It was just about time I go to sleep I whispered to myself, enough of all these thoughts and worries in my head, I was beginning to sail to sleep when I heard a distant cry of one in agony and pain that I thought must be excruciating, what is going on ? The cry seemed to get louder and quite terrible that I was scared to my teeth; my heart almost left me, when suddenly I awoke, whoa! I exhaled for this has been a familiar nightmare, but the puzzle that remained unsolved is that I still can’t tell if I was asleep or awake.

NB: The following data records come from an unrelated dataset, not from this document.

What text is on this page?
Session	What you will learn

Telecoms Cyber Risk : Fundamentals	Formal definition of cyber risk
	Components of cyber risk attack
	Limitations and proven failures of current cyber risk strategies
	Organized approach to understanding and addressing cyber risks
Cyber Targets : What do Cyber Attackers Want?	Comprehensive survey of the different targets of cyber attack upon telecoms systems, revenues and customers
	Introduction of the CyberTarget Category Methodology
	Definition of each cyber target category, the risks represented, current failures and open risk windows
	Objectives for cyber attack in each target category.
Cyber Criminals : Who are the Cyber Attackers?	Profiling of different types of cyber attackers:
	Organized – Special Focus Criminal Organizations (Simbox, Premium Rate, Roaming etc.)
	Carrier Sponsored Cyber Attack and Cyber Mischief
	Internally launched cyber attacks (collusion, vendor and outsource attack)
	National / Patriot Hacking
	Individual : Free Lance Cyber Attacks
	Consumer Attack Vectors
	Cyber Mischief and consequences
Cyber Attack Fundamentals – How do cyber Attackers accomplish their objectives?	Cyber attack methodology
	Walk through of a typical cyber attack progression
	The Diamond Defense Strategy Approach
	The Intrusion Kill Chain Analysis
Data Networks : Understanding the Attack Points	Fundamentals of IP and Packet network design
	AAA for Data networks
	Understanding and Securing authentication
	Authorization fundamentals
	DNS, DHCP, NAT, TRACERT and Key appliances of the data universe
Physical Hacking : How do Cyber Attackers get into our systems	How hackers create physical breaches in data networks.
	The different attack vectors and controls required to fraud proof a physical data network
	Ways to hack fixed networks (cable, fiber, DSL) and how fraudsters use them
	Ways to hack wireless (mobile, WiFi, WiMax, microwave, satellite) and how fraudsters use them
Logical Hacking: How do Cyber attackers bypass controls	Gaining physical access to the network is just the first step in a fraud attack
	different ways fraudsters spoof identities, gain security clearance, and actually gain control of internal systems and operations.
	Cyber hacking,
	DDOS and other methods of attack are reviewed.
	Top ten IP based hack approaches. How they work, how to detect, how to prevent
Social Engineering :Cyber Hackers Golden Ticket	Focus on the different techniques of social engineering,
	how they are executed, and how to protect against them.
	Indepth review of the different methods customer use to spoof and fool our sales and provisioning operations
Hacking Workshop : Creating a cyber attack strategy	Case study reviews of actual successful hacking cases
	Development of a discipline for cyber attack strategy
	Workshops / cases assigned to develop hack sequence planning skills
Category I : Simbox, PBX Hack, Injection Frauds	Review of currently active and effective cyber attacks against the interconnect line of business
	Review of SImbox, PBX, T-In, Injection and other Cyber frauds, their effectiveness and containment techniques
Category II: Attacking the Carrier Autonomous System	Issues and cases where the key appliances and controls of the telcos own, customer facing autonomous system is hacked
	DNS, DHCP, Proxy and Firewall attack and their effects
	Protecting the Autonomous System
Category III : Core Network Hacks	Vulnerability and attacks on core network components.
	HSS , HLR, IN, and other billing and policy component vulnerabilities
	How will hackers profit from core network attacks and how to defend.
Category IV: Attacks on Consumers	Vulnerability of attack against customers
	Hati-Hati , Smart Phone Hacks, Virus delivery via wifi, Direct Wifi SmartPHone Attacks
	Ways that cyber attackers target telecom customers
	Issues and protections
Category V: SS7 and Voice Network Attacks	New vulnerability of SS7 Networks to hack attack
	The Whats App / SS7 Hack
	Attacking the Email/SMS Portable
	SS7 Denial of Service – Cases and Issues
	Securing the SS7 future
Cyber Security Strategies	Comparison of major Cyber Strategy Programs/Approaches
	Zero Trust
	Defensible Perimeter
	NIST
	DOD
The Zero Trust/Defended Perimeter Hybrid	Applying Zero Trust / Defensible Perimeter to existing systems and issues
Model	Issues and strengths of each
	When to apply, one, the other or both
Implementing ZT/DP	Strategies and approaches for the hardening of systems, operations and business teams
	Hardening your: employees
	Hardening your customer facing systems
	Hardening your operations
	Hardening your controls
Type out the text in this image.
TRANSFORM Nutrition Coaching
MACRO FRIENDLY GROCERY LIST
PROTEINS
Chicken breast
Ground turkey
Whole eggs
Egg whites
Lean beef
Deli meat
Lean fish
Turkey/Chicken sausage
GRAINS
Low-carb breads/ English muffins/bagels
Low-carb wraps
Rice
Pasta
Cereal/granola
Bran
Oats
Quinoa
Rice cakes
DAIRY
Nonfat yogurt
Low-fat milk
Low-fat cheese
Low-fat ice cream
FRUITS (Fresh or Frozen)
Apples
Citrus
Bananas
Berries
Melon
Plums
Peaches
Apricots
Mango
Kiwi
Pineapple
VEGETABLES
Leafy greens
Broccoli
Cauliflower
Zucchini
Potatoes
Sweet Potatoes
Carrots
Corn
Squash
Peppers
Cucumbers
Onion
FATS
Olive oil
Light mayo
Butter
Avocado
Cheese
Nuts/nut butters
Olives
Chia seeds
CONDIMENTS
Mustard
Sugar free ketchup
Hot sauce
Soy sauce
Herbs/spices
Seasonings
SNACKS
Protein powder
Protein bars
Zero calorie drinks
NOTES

This is not just day dreaming for once I looked out of my window and I saw people more numerous than I could count, black, white, brown, all races, tribes, religion, indeed the world was represented in this mysterious view, though they were differentiated by color, belief and more, they were unified in pain, by agony and by the look of helplessness boldly written across their brows. I said to my self what sort of army could have defeated the human race, certainly not Greeks, for Greeks were there, not Spartans, for Spartans were there too, not American, nor British, not even Russian for all these nations were represented in this hoard of captives. Is the world coming to an end? I asked myself or could this be an invasion from mars, are aliens taking over our world? But I couldn’t see any green guy around so what could be amiss? I tried to listen closely to the sound of the wailing and travail but the sound from my heartbeat seemed to be louder than I could cope with kpum! kpum!! Kpum!!!
This pounding increased until I felt liquid substances on my upper abdomen, I thought my heart had burst, I opened my eyes and noticed I had been sweating, it’s my nightmare I eased silently, but the fears still gripped me like a hug from a strange old woman, I was more terrified than I could ever imagine.
This pseudo reality was taking a larger part of my life, it seemed more real to me than what I thought was my reality, I felt I was in Mordor were the wicked army of Sauron were penetrating with its orcs against middle earth. I knew it in my heart something is wrong with our dear world, I had a conversation with a Kenyan in July , as I listened to him my fear increased as he spoke about the death in his area, he talked about Uganda and its lonely streets. I felt in my heart that the world is being bitten by same serpent and the reaction is same, cries, death, if you would listen closely you would hear THE WORLD CRY.
A typical survey of the world news is characterized with gross destruction and loss of human lives either through natural disasters or human aided disasters in the likes of meaningless wars and most obvious the much talked about HIV, which has given the world a ceaseless attack from its genesis to this very point.